Luther served at least a day in prison, although she was released early, and Abbott eventually changed his orders so that no one else could be imprisoned for violating those orders.

[She then went into politics and lost a 2020 race for state senate. Then in 2022, she lost to incumbent Texas House Rep Reggie Smith. And now the rematch.]

This time, she defeated Smith by more than 2,000 votes and will now face Democratic candidate Tiffany Drake in the general election.

Despite toeing the party line on border security, abortion and the Second Amendment, Smith may have run afoul of his voters when he voted to impeach fellow Republican and Texas Attorney General Ken Paxton last May.

Paxton was later acquitted by the state Senate, and many state lawmakers who tried to oust him were themselves ousted in this year’s primary election.

[As Paxton and his allies have prosecuted an intraparty loyalty purge.]

ETA: speaking of purges

The Texas GOP purge and other below-the-radar Super Tuesday nuggets

As the Republican Party continues to shape its identity in the Trump era, the events in Texas shouldn’t escape notice.

Tuesday featured a very successful purge of moderate and insufficiently MAGA Republicans that could reverberate well beyond the state’s borders.

The basics: Both Texas Gov. Greg Abbott (R) and Attorney General Ken Paxton (R) targeted a number of incumbent Republicans who had run afoul of them — Abbott for opposing his school voucher plan, and Paxton for supporting his impeachment and watering down his authority.
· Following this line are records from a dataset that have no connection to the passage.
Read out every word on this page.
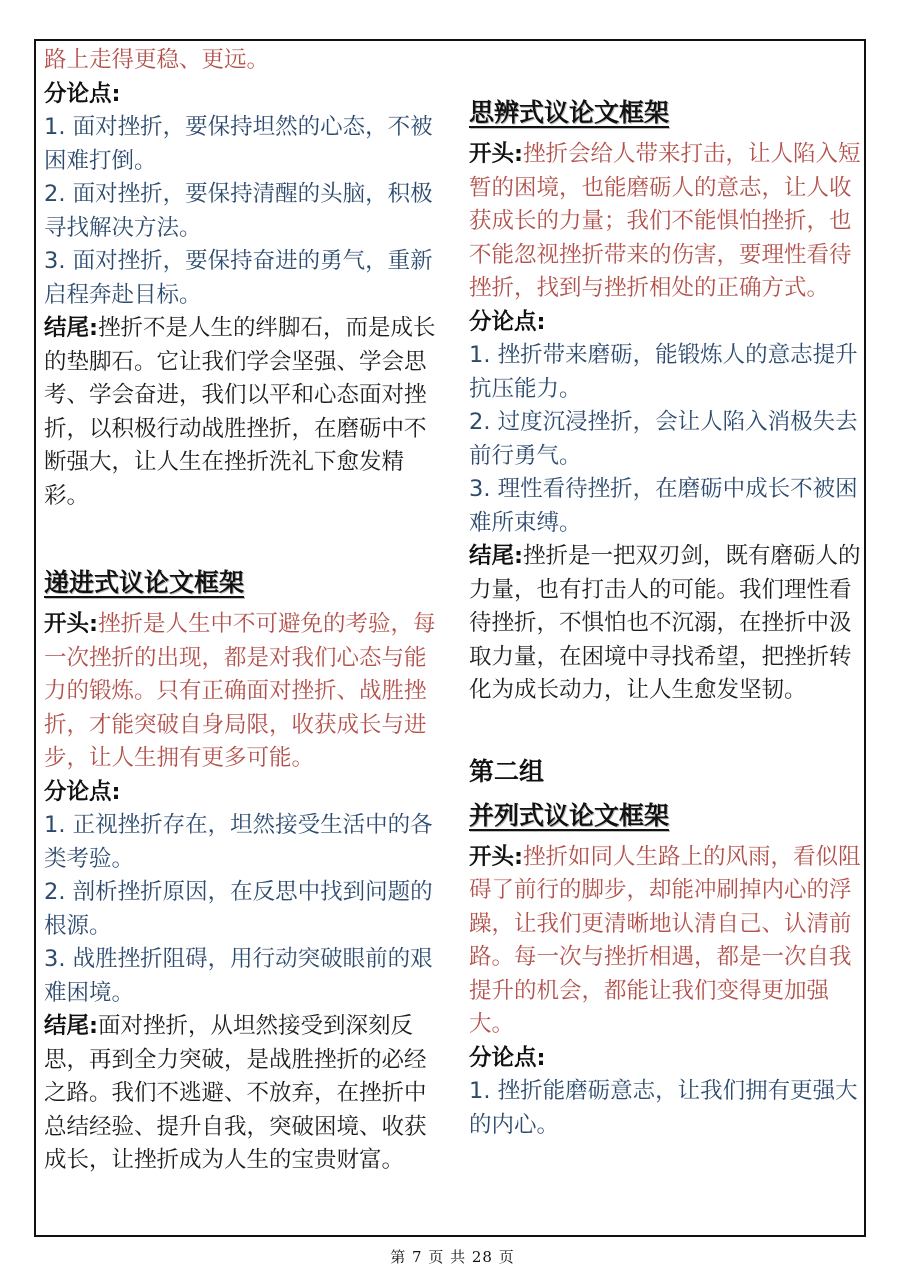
路上走得更稳、更远。

分论点:

1. 面对挫折，要保持坦然的心态，不被困难打倒。

2. 面对挫折，要保持清醒的头脑，积极寻找解决方法。

3. 面对挫折，要保持奋进的勇气，重新启程奔赴目标。

结尾:挫折不是人生的绊脚石，而是成长的垫脚石。它让我们学会坚强、学会思考、学会奋进，我们以平和心态面对挫折，以积极行动战胜挫折，在磨砺中不断强大，让人生在挫折洗礼下愈发精彩。

递进式议论文框架

开头:挫折是人生中不可避免的考验，每一次挫折的出现，都是对我们心态与能力的锻炼。只有正确面对挫折、战胜挫折，才能突破自身局限，收获成长与进步，让人生拥有更多可能。

分论点:

1. 正视挫折存在，坦然接受生活中的各类考验。

2. 剖析挫折原因，在反思中找到问题的根源。

3. 战胜挫折阻碍，用行动突破眼前的艰难困境。

结尾:面对挫折，从坦然接受到深刻反思，再到全力突破，是战胜挫折的必经之路。我们不逃避、不放弃，在挫折中总结经验、提升自我，突破困境、收获成长，让挫折成为人生的宝贵财富。

思辨式议论文框架

开头:挫折会给人带来打击，让人陷入短暂的困境，也能磨砺人的意志，让人收获成长的力量；我们不能惧怕挫折，也不能忽视挫折带来的伤害，要理性看待挫折，找到与挫折相处的正确方式。

分论点:

1. 挫折带来磨砺，能锻炼人的意志提升抗压能力。

2. 过度沉浸挫折，会让人陷入消极失去前行勇气。

3. 理性看待挫折，在磨砺中成长不被困难所束缚。

结尾:挫折是一把双刃剑，既有磨砺人的力量，也有打击人的可能。我们理性看待挫折，不惧怕也不沉溺，在挫折中汲取力量，在困境中寻找希望，把挫折转化为成长动力，让人生愈发坚韧。

第二组

并列式议论文框架

开头:挫折如同人生路上的风雨，看似阻碍了前行的脚步，却能冲刷掉内心的浮躁，让我们更清晰地认清自己、认清前路。每一次与挫折相遇，都是一次自我提升的机会，都能让我们变得更加强大。

分论点:

1. 挫折能磨砺意志，让我们拥有更强大的内心。

第 7 页 共 28 页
  • Of 10 state House GOP incumbents Abbott targeted, only twowon renomination on Tuesday. Five lost, and three others were pushed into runoffs.
  • Paxton was less successful in the state legislature; of the 35House GOP incumbents he targeted, most won. But seven lost, and eight others were pushed into runoffs — including, most notably, state House Speaker Dade Phelan (R), who led the failed impeachment charge.
  • Paxton also successfully targeted all three Republican judges on the state Court of Criminal Appeals who were up for reelection — two of whom lost by landslide margins. The trio had voted in an 8-1 majority to strip him of power to prosecute voter fraud without the approval of local prosecutors.